Hoy en día, uno puede contentarse con el paradigma tecnocrático, o puede intentar construir un mundo a escala más humana precisamente a través de la comunicación. Uno puede contentarse con una conexión estéril; o puede buscar la verdadera comunicación. Se puede creer en la conversación sincera que lleva a compartir, o en el marketing de opiniones, de eslóganes. En este sentido, el método radiofónico puede ser una medida, un baremo. La radio es una gran escuela de periodismo. Sabe utilizar las palabras adecuadas. Sabe combinar los reflejos listos con las reflexiones. En este sentido, la era digital no sanciona el fin de la radio. En todo caso, es lo contrario.

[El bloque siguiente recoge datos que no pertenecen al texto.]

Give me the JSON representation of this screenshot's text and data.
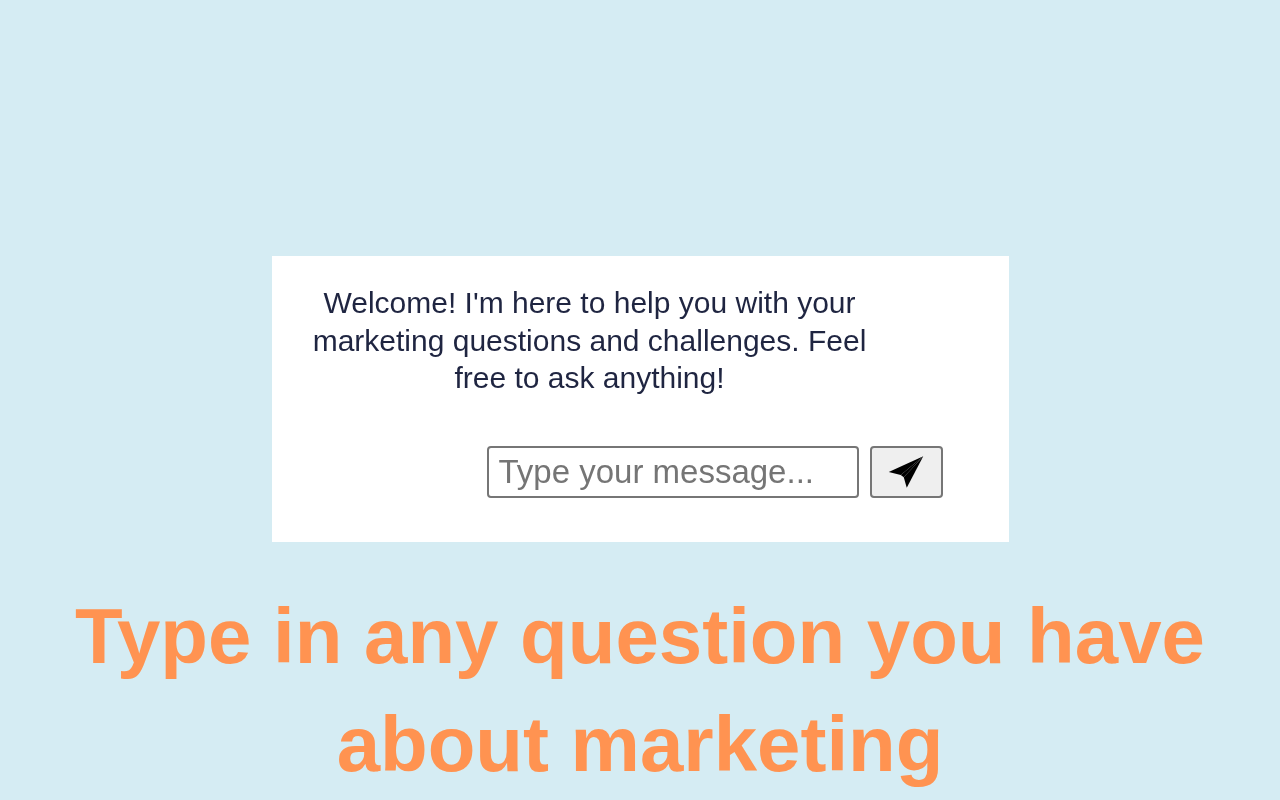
{
  "chat": {
    "welcome_message": "Welcome! I'm here to help you with your marketing questions and challenges. Feel free to ask anything!",
    "input": {
      "placeholder": "Type your message..."
    }
  },
  "caption": "Type in any question you have about marketing"
}
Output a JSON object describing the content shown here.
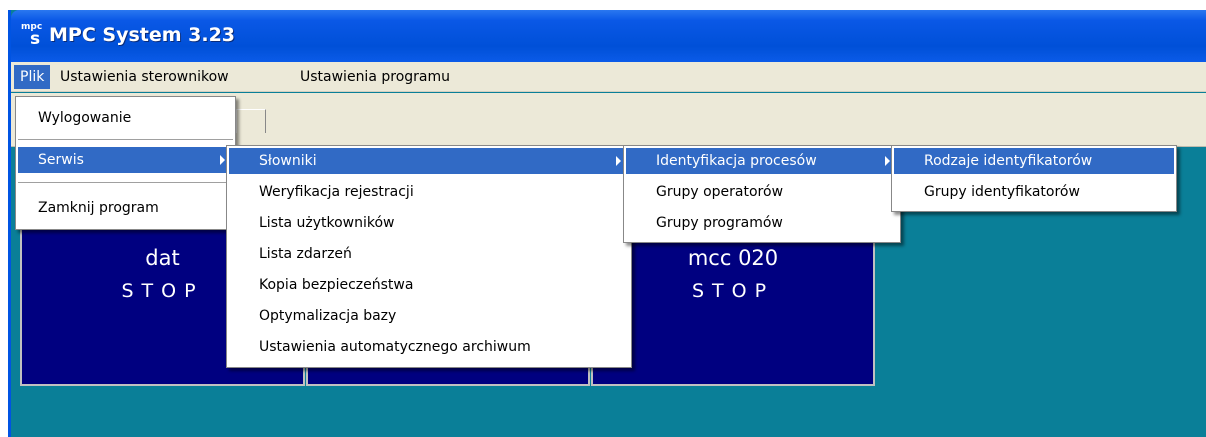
{
  "app": {
    "title": "MPC System 3.23",
    "icon": "mpcs-app-icon"
  },
  "menubar": {
    "items": [
      "Plik",
      "Ustawienia sterownikow",
      "Ustawienia programu"
    ],
    "active": "Plik"
  },
  "plik_menu": {
    "items": [
      "Wylogowanie",
      "Serwis",
      "Zamknij program"
    ],
    "highlighted": "Serwis"
  },
  "serwis_menu": {
    "items": [
      "Słowniki",
      "Weryfikacja rejestracji",
      "Lista użytkowników",
      "Lista zdarzeń",
      "Kopia bezpieczeństwa",
      "Optymalizacja bazy",
      "Ustawienia automatycznego archiwum"
    ],
    "highlighted": "Słowniki"
  },
  "slowniki_menu": {
    "items": [
      "Identyfikacja procesów",
      "Grupy operatorów",
      "Grupy programów"
    ],
    "highlighted": "Identyfikacja procesów"
  },
  "identyfikacja_menu": {
    "items": [
      "Rodzaje identyfikatorów",
      "Grupy identyfikatorów"
    ],
    "highlighted": "Rodzaje identyfikatorów"
  },
  "tiles": [
    {
      "name": "dat",
      "status": "STOP"
    },
    {
      "name": "mcc 020",
      "status": "STOP"
    }
  ],
  "colors": {
    "titlebar": "#0050d8",
    "menu_highlight": "#316ac5",
    "client_bg": "#0a7f98",
    "tile_bg": "#000080"
  }
}
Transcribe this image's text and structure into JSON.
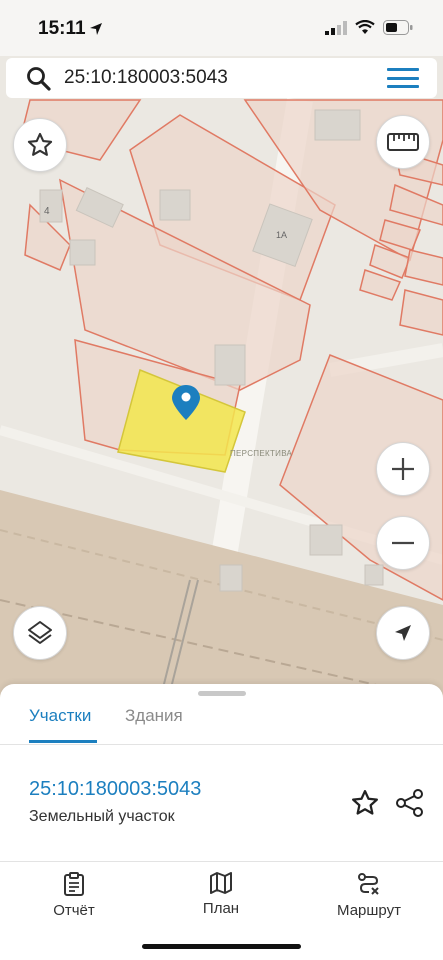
{
  "status": {
    "time": "15:11"
  },
  "search": {
    "value": "25:10:180003:5043"
  },
  "map": {
    "watermark": "ПЕРСПЕКТИВА",
    "labels": {
      "building_4": "4",
      "building_1a": "1А"
    },
    "parcel_color": "#f3e64e",
    "boundary_color": "#e07a64",
    "pin_color": "#1c7fbf"
  },
  "sheet": {
    "tabs": [
      {
        "label": "Участки",
        "active": true
      },
      {
        "label": "Здания",
        "active": false
      }
    ],
    "result": {
      "cadastral_number": "25:10:180003:5043",
      "type": "Земельный участок"
    }
  },
  "bottom_nav": {
    "items": [
      {
        "label": "Отчёт",
        "icon": "report-icon"
      },
      {
        "label": "План",
        "icon": "map-plan-icon"
      },
      {
        "label": "Маршрут",
        "icon": "route-icon"
      }
    ]
  },
  "colors": {
    "accent": "#1c7fbf"
  }
}
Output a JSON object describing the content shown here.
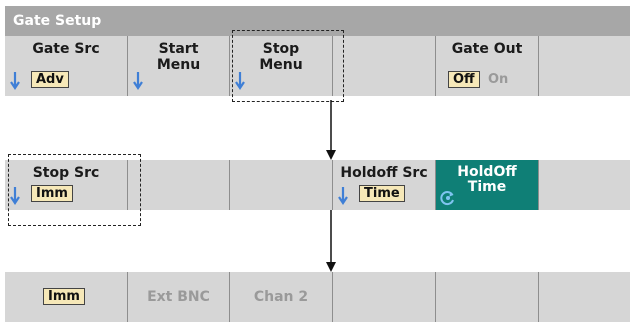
{
  "title": "Gate Setup",
  "row1": {
    "keys": [
      {
        "line1": "Gate Src",
        "value": "Adv"
      },
      {
        "line1": "Start",
        "line2": "Menu"
      },
      {
        "line1": "Stop",
        "line2": "Menu"
      },
      {
        "line1": ""
      },
      {
        "line1": "Gate Out",
        "opt_on": "Off",
        "opt_off": "On"
      },
      {
        "line1": ""
      }
    ]
  },
  "row2": {
    "keys": [
      {
        "line1": "Stop Src",
        "value": "Imm"
      },
      {
        "line1": ""
      },
      {
        "line1": ""
      },
      {
        "line1": "Holdoff Src",
        "value": "Time"
      },
      {
        "line1": "HoldOff",
        "line2": "Time"
      },
      {
        "line1": ""
      }
    ]
  },
  "row3": {
    "keys": [
      {
        "value": "Imm"
      },
      {
        "line1": "Ext BNC"
      },
      {
        "line1": "Chan 2"
      },
      {
        "line1": ""
      },
      {
        "line1": ""
      },
      {
        "line1": ""
      }
    ]
  },
  "colors": {
    "softkey": "#d6d6d6",
    "title_bar": "#a7a7a7",
    "selected_key": "#0f7f76",
    "value_box": "#f6e8b8",
    "down_arrow": "#3f7fd6"
  }
}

El proyecto que se inicia hoy de radios web transforma nuestros programas, en diferentes idiomas, en verdaderas radios, cada una con su propio horario. Y convierte a todos los smartphones en una pequeña radio. Gracias a las nuevas tecnologías, la radio, sin dejar de ser un medio de baja definición, ha perfeccionado su capacidad de llegar a todos, y de narrar, en profundidad. Pero no ha renunciado a su esencia.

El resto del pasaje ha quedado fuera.